Sejak dirumuskannya pada tahun 1945 sampai tahun 1959, masalah
konstitusi menjadi salah satu fokus perdebatan antarkelompok bangsa
yang sampai satu titik-di forum Konstituante (1956-1959)-sungguh
menegangkan. Hal itu disebabkan saratnya nuansa politik dan ideologis,
yang bermuara pada kehendak memasukkan alam pikiran ideologi dan
politik ke dalam rumusan konstitusi.
Walau demikian, hal demikian tadi sebenarnya wajar dan realistik saja,
melihat kedudukan dan fungsi konstitusi yang demikian penting dalam
kehidupan bangsa dan penyelenggaraan negara.
Dalam perkembangannya, perbincangan mengenai konstitusi mengalami masa
vakum (atau reda) sama sekali sejak Dekrit Presiden 5 Juli 1959 sampai
akhir pemerintahan Presiden Soeharto (1998). Trauma atas perdebatan
ideologis dan pengkotakan masyarakat berdasar sikap politik kaum
elitnya di Konstituante menyebabkan UUD 1945 diposisikan sebagai
"jalan keluar" paling aman bagi negara Indonesia.
Adnan Buyung Nasution melalui disertasi doktornya akhirnya membongkar
"mitos" kegagalan Konstituante. Menurut Buyung, mitos itu lebih
merupakan rekayasa politik. Ia ungkapkan bahwa usaha anggota
Konstituante untuk merampungkan tatanan yang akan memperkuat negara
konstitusional sudah hampir selesai ketika ada rekayasa politik yang
mematahkan dialog di Konstituante, dan bahkan lalu menyebabkan
pembubaran badan pembentuk UUD itu.
Hasil penyelidikan Buyung di berbagai perpustakaan membuktikan bahwa
hasil yang dicapai Konstituante cukup besar. Ia menyebutkan dalam tiga
aspek yakni: penegasan komitmen terhadap demokrasi; penegasan komitmen
terhadap hak-hak asasi manusia; dan pengakuan atas masalah kekuasaan.
"Piagam Bandung"-sebutan untuk kumpulan hasil-hasil Konstituante itu
yang amat jarang orang mengetahui-merangkum hasil-hasil Konstituante
dan merupakan rumusan sebuah konstitusi yang (sesungguhnya) amat baik.
***
PADA masa pemerintahan Soeharto (1966-1998) perdebatan
konstitusi-ilmiah sekalipun-sulit dilakukan. Pemerintah melakukan
langkah-langkah sistematis yang pada akhirnya memposisikan UUD 1945
menjadi "kitab suci" negara yang tak boleh diutak-atik, tabu
dipertanyakan, dan haram diubah. Konstitusi yang dirumuskan oleh
tokoh-tokoh pendiri negara, menjadi barang "sakral".

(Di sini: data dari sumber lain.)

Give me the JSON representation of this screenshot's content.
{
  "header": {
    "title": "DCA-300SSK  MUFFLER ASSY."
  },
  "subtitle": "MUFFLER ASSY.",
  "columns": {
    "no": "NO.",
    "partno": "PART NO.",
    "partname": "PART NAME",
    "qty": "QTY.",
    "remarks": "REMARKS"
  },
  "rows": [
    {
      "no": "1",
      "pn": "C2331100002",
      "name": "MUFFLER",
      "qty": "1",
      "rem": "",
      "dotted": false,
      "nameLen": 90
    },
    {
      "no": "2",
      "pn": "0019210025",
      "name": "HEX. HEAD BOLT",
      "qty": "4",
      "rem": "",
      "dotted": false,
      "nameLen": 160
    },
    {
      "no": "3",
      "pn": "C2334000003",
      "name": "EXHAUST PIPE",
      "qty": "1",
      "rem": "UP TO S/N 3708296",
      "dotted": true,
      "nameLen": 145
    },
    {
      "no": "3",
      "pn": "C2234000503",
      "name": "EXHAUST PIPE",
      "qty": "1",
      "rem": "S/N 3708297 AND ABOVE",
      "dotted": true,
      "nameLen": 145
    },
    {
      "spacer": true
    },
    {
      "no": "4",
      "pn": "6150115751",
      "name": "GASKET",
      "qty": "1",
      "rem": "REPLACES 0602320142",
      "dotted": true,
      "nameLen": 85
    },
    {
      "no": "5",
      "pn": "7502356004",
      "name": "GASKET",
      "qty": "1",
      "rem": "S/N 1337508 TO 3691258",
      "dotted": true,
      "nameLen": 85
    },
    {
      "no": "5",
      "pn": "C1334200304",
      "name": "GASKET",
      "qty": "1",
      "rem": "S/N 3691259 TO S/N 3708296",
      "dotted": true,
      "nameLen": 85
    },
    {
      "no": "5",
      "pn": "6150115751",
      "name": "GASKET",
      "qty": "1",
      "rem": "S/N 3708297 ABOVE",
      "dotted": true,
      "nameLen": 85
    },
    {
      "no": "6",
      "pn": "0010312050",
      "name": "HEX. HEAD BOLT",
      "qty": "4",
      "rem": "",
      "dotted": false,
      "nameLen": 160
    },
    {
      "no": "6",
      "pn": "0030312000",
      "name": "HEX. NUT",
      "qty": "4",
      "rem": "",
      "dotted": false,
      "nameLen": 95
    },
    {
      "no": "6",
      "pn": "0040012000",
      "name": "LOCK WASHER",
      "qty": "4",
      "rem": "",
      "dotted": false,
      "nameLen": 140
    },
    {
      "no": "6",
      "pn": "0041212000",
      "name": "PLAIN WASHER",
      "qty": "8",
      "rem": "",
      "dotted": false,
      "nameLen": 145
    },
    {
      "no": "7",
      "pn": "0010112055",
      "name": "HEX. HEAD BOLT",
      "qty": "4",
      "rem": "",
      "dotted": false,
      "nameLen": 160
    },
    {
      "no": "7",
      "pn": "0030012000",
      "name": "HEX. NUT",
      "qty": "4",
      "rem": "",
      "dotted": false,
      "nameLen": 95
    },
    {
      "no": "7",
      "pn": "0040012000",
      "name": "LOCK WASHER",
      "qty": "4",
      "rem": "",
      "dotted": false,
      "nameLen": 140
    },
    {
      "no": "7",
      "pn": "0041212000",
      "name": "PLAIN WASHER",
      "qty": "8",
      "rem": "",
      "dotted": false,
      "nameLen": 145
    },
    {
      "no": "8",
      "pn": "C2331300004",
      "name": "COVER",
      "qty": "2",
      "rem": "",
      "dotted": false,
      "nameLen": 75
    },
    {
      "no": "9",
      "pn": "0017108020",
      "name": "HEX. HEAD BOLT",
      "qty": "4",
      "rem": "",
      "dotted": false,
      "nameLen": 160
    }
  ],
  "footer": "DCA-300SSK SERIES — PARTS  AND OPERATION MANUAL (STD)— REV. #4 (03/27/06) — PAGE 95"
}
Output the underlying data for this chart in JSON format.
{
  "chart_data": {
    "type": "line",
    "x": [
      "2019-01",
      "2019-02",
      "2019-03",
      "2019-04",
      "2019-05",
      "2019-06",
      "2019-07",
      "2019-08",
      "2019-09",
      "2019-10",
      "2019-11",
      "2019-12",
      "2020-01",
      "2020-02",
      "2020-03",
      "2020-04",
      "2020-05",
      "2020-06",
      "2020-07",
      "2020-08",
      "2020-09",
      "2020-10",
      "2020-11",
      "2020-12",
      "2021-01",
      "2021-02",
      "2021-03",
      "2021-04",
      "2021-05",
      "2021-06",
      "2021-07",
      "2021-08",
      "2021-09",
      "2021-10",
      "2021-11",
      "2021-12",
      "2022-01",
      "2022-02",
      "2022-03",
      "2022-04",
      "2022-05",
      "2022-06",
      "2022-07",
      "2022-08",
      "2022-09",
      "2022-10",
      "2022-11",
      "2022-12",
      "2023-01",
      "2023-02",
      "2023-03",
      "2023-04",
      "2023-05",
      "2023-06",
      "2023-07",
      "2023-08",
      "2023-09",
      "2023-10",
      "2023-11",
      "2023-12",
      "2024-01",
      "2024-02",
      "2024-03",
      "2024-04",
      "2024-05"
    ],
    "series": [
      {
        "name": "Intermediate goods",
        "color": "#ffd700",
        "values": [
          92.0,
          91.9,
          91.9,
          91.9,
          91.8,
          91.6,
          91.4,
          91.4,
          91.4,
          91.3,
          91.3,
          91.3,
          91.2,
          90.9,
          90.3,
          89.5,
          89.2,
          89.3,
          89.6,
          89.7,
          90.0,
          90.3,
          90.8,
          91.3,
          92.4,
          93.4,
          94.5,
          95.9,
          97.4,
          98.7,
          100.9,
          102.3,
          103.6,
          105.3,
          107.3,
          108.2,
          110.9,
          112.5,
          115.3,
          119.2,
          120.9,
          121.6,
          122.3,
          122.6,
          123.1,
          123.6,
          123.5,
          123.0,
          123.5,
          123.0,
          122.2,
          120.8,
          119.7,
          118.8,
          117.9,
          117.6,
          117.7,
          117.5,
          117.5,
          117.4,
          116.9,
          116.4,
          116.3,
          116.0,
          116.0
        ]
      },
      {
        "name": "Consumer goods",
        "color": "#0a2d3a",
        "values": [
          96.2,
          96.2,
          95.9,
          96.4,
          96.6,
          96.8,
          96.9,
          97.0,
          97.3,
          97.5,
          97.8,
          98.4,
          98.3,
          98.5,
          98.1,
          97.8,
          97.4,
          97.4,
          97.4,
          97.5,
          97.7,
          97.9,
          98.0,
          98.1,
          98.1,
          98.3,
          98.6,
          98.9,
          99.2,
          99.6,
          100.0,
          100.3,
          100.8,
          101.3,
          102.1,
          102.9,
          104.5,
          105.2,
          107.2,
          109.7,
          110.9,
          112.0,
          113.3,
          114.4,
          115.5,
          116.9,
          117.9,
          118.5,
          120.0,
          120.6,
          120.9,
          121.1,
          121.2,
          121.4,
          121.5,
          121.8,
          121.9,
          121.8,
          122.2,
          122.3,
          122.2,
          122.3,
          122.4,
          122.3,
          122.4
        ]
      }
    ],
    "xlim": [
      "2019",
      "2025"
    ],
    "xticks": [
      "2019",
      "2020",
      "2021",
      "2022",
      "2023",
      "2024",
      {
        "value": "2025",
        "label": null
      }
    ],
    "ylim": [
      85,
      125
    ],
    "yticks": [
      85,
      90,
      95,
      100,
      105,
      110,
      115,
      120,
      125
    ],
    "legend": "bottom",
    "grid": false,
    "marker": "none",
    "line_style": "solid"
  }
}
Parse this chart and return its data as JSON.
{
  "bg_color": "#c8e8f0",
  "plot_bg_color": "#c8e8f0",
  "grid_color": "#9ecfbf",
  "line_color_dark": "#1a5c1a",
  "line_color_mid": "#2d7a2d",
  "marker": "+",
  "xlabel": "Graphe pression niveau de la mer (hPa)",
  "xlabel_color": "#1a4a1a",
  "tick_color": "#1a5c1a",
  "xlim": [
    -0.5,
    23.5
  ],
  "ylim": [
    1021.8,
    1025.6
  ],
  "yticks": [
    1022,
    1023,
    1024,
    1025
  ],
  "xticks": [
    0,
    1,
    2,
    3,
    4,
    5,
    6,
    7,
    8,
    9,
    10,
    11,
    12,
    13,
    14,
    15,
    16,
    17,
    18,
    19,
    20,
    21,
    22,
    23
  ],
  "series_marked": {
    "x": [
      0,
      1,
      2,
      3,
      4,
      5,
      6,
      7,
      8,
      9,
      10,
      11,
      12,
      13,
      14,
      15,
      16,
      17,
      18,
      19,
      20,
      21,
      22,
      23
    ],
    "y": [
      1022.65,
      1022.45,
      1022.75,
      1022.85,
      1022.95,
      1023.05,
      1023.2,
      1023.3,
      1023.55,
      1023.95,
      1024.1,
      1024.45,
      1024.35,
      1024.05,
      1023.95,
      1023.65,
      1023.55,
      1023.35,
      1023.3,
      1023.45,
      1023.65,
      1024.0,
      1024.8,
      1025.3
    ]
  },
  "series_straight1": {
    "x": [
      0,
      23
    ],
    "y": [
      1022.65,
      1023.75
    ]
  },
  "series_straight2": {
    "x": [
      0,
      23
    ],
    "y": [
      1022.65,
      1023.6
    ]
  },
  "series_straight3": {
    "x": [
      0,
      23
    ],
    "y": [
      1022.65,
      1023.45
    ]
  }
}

Bagi orang-orang yang mempunyai pemikiran kritis dan alternatif
terhadap konstitusi ini, penguasa meresponnya dengan tindakan represif
dan sering mencapnya sebagai tindakan subversif yang berujung ke
penjara.
Perdebatan publik menyangkut konstitusi baru mencuat lagi 40 tahun
setelah Dekrit Presiden, dengan adanya gerakan reformasi yang
me-lengser-kan Presiden Soeharto. Tuntutan untuk mengamandemen UUD
1945 menjadi salah satu agenda reformasi. Isu amandemen ini didukung
berbagai kekuatan sosial dan politik, termasuk TNI-Polri yang selama
era Orde Baru menjadi andalan yang "mengamankan" UUD 1945 dari kritik
dan upaya perubahan.
Forum kenegaraan yang melakukan pembahasan amandemen tersebut adalah
SU MPR tahun 1999. Media massa-baik cetak maupun elektronik telah
meliput proses pembahasan amandemen UUD 1945 untuk diinformasikan
kepada masyarakat. Tetapi karena keterbatasan waktu dan kolom, masih
banyak aspek dan dinamika pembahasan amandemen UUD 1945 dalam
forum-forum SU MPR itu yang belum terungkap ke publik.
***
BUKU Reformasi Konstitusi Indonesia: Perubahan Pertama UUD 1945 ini
terbit untuk menjawab kebutuhan tersebut. Buku ini secara mendalam
menguraikan apa yang terjadi dan berkembang dalam forum-forum
pembahasan perubahan UUD 1945 selama SU MPR 1999. Hal itu dimungkinkan
karena buku ini menjadikan Risalah SU MPR RI Tahun 1999 yang
dikeluarkan Setjen MPR sebagai sumber referensi utama.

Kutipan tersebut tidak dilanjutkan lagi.